Mental culture, self-culture, in various guises, forms the stock-in-trade of many cults nowadays, which attract a numerous section of the public because they appeal to human wants. Some of these appeals are of a frankly acquisitive nature — the attainment of objects of desire of one sort or another. There can be no doubt that we have within us latent powers, not normally active, but which can be called forth, and which can be made to subserve our desires for gain, influence, or what not. But a Theosophist would regard this as simply feeding the enemy, for it increases the force of those very personal desires which he knows that he must allay if he is to attain his object of self-knowledge. Moreover personal gain of this sort is made at the expense of others, just as in the case of any other kind of pushing oneself to the front and pushing others back. Sometimes self-culture does not take this acquisitive aggressive form, but aims rather at tranquilizing the mind, reaching a state of calm imperturbability and inward blessedness.

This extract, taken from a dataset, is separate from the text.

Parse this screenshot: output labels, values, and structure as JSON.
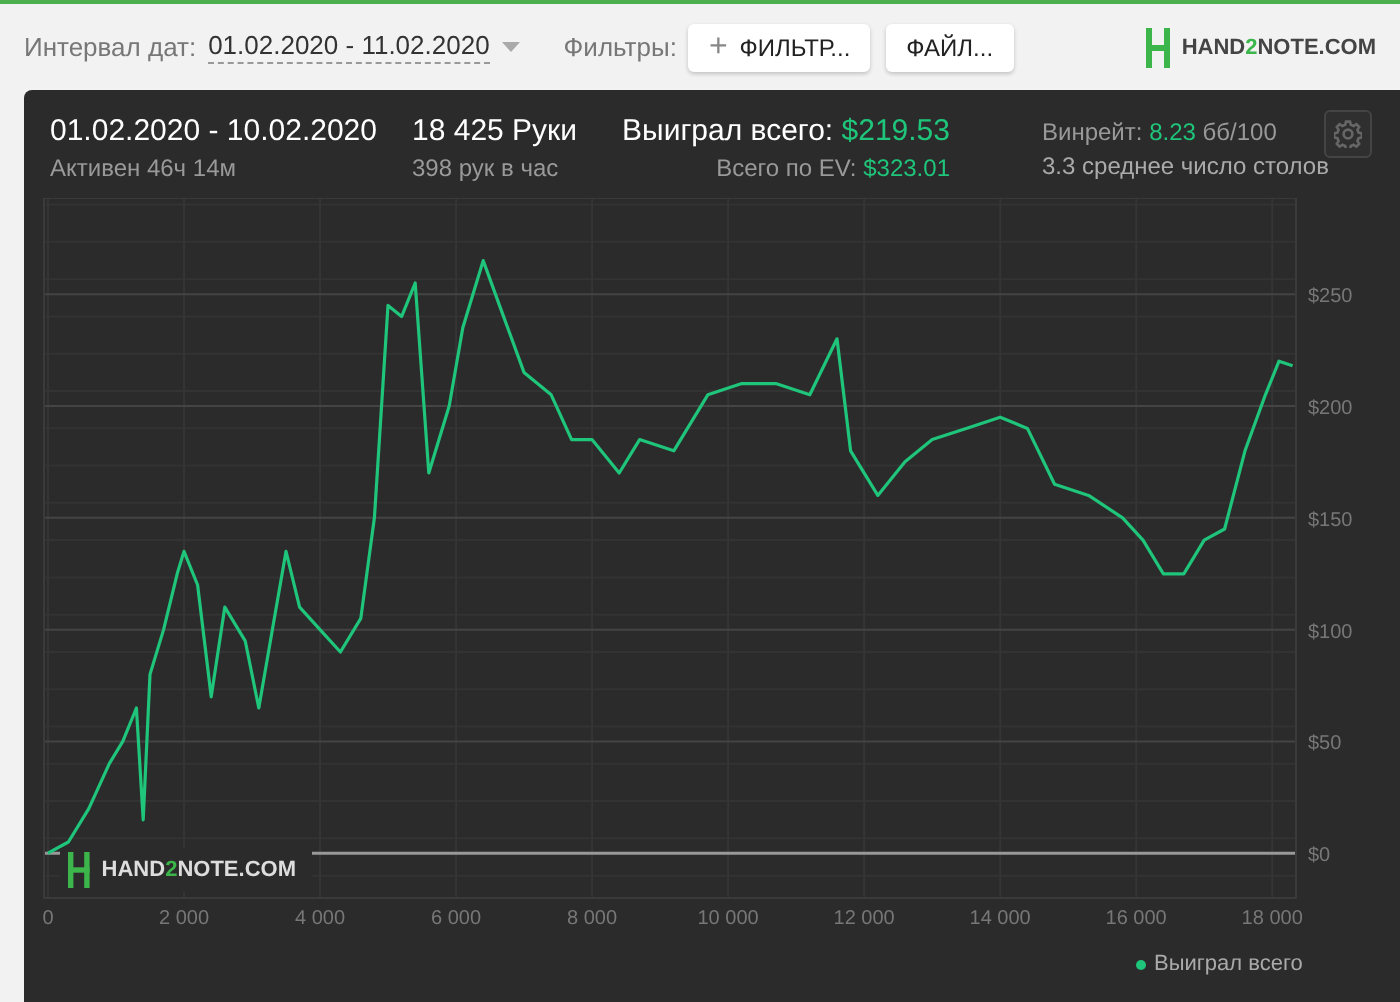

Here is another danger which the truth-seeker has to guard against; he desires not to be any kind of hermit, and the walls which we build to shut out discomforts may also shut us from sympathy with our fellow-beings.

Thus it is easy to explain the Theosophical idea of attaining knowledge, and to point out the obstacles which we ourselves create, and how they may be overcome. But in actual life mere precept is not enough, and to it must be added experience, often taking the form of sharp lessons. It is only thus that truths become vital and acquire for us a real meaning. If we try to define our motive for pursuing the Theosophical path, we are not likely to satisfy ourselves. We feel that such motives as can be defined in words are not adequate; we may fear to convict ourselves of hypocrisy. The motive is a sublime aspiration, felt from within, but taking many forms in its passage through the analysing mind. How many such aspirations are wasted for want of the means to make them fruitful! Theosophy gives these means, and the desire to render them available to those who have them not must arise in the heart of a disciple who has truly understood the Theosophical teachings.